Ясно, что не по нашей, согласился Усатый. Не могли же мы
Однако ж подписи к документу нельзя обвинить в отсутствии подлинности, сказал секретарь, убирая договор во внутренний карман. К тому аферистов среди так называемых нотариусов весьма немало. Что оскорбляет профессию, здесь губы секретаря дрогнули. И ставит под удар закона невнимательных господ (здесь гости побледнели).
Гаврил! делано одернул секретаря фон Дерксен, схватив того за локоть. Не просмысливайте так! Это не нарочное с их стороны, вовсе не нарочное он повернулся к гостям и виновато развел руками. Как вы понимайть, господа, никак не могу по недействительному контракту. Я есть подневольная сущность, подчиняюсь Департаменту народного просвещения Шляпщины, что значит: равносильно высылке и каторге, он затряс головою и вновь затрепыхались болоночьи бакенбарды.
Ободняковы стояли, понурив головы, словно нашкодившие сорванцы.
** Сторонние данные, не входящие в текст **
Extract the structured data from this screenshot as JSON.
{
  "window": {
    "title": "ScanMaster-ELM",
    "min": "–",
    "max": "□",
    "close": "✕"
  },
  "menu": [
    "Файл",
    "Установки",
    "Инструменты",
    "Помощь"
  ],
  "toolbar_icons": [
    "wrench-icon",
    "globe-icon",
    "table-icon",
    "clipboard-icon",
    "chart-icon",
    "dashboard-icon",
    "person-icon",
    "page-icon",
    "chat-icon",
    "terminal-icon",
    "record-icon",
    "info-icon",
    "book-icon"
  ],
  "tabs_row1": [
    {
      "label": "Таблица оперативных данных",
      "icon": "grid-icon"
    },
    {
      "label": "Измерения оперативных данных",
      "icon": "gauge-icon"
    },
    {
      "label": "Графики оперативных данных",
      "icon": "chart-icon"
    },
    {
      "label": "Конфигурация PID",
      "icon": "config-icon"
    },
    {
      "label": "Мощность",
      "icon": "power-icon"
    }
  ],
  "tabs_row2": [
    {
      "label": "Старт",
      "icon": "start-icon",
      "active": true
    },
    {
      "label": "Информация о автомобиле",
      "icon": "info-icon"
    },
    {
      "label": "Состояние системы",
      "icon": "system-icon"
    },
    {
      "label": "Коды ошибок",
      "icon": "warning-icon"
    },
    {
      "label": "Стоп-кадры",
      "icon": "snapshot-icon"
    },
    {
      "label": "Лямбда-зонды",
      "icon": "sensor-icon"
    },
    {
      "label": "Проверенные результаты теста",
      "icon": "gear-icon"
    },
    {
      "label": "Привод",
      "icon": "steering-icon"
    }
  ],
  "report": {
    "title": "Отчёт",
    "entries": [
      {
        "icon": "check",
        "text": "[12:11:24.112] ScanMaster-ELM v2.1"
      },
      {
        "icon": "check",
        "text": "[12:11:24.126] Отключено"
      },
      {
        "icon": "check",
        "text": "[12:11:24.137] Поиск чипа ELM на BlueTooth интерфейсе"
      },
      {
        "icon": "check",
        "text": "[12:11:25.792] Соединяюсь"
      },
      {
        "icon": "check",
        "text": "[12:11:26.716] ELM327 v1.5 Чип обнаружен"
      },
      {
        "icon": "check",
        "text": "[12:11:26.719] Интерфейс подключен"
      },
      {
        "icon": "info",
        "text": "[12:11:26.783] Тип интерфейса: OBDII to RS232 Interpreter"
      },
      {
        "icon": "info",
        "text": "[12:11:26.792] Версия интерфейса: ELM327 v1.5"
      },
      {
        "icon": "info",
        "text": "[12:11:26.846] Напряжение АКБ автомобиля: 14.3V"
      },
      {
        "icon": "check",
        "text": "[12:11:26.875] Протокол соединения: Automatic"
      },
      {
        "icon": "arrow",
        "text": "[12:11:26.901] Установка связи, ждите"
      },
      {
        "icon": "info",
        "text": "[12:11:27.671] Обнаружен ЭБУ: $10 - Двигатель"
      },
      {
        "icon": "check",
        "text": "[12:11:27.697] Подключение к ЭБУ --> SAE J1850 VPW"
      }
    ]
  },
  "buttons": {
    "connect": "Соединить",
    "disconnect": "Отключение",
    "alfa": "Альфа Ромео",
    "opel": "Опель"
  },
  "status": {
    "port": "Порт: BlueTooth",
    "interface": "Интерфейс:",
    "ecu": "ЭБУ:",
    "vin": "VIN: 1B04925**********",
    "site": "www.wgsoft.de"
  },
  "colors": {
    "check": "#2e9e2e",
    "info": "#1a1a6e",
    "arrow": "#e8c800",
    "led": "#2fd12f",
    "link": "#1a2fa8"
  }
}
Но кое-что я имею вам предложить! вдруг воскликнул уездный смотритель. Он быстро проковылял к столу и засуетился у ящичков. Вот! фон Дерксен достал из стола тонкую черную папку, кивнул секретарю.
Секретарь подошел к столу, коротко посмотрел в раскрытую папку и сказал управляющему:
Если вы желаете.
Токмо из доверия честным господам! воскликнул фон Дерксен и замахал рукой Ободняковым: Господа артисты, подходийть, пожялуйста! Подходийте!
Ободняковы быстро, в одну ногу, приблизились.
Я очень почитаю искусство, доверительным тоном сказал фон Дерксен. Над губой у него проявились капельки пота. Более того драма. И ко всему, вы упомянули эмм
Евструшина? с надеждой спросил Крашеный.
Именно! Евьструщин! Мне отчень по духу его наработки! воскликнул фон Дерксен.
Нам весьма льстит подобное отношение к мастеру, внезапно отозвался Усатый таким красивым баритоном, что стоявший рядом желтолицый секретарь удивленно поднял бровь, а у фон Дерксена мигом выдалась испарина еще и на лбу. Крашеный же отчего-то с почтением поклонился господам.